Postel: So spielt es sich leider teilweise ab. Das passiert auch bei deutschen Angeklagten. Wir betreiben hier keine Hetze. Gerade Radio Bremen hat sich einen Rest Links-Liberalität bewahrt. Das Letzte, was man diesem Sender vorwerfen kann, ist, irgendeine Form von rechter Politik zu betreiben. Es gibt hier Ausländer, die nie richtig integriert wurden. Und einige wenige wollten das bestimmt auch nie. Das ist nun mal so.
Sind Ihnen kritische Kommentare lieber als ausschließlich positive Kritiken?
Postel: Der "Tatort" sollte seine Möglichkeiten nutzen, kontroverse Themen anzusprechen.
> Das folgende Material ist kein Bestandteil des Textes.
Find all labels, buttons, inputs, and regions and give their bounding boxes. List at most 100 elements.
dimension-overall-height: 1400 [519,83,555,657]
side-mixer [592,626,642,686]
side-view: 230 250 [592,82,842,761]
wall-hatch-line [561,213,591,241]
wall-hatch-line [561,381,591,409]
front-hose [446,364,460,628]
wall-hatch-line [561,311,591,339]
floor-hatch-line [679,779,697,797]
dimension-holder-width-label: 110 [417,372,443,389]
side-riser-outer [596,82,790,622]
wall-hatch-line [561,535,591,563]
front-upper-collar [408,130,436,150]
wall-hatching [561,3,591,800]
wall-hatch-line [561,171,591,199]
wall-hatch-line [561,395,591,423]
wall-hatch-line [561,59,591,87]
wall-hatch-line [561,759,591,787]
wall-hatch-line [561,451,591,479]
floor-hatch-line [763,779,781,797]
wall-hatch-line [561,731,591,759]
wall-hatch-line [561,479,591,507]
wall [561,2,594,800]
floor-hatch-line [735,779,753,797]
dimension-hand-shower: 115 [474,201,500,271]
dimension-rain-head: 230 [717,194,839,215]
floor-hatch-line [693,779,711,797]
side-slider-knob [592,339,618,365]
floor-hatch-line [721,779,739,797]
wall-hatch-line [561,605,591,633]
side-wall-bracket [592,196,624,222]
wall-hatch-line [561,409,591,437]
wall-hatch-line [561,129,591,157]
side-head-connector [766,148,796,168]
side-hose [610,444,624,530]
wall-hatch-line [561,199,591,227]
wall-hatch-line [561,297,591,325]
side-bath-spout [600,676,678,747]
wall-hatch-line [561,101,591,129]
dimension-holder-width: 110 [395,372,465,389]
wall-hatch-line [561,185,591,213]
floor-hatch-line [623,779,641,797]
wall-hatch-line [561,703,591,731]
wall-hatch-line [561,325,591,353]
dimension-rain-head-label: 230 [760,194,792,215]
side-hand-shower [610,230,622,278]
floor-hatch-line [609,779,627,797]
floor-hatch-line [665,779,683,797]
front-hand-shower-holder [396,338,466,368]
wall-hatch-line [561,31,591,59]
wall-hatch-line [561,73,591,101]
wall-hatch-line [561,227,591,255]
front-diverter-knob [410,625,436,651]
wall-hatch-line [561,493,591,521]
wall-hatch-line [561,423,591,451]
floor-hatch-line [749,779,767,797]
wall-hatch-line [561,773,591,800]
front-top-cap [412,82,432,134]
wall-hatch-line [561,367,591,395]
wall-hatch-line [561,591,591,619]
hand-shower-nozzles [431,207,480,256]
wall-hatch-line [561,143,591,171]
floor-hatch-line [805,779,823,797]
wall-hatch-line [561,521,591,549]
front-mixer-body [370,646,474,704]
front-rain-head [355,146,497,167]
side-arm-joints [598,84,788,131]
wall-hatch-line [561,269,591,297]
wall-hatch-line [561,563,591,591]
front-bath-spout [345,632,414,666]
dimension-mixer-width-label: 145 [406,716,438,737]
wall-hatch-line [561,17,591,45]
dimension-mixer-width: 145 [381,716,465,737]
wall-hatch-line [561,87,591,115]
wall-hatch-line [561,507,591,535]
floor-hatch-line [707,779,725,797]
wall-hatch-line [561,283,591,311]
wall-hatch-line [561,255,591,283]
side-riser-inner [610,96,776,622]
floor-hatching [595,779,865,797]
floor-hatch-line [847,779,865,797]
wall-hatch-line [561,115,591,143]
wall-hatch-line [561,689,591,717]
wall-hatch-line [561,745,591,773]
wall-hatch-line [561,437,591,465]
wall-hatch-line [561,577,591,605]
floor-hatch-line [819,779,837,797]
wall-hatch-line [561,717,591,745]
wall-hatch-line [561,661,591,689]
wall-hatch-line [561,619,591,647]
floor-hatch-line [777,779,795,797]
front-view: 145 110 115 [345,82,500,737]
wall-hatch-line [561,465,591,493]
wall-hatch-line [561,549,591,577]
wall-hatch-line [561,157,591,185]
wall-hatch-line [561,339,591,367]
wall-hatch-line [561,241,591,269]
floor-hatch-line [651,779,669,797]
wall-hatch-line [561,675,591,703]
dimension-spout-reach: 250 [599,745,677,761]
Wenn sich daraus eine Debatte ergibt, ist das doch gut.
Apropos: Im Zusammenhang mit dem Kölner "Tatort: Franziska" gab es eine Debatte um die Gewalt in den Sonntags-Krimis. In "Brüder" wird eine Polizistin brutal zu Tode getreten...
Postel: Moment, der "Tatort" ist doch auch kein Pony-Hof. Verbrechen sind nie lustig. Wir versuchen unsere Filme realitätsnah zu inszenieren. Die Frage ist eher, ob man Morde immer explizit zeigen muss.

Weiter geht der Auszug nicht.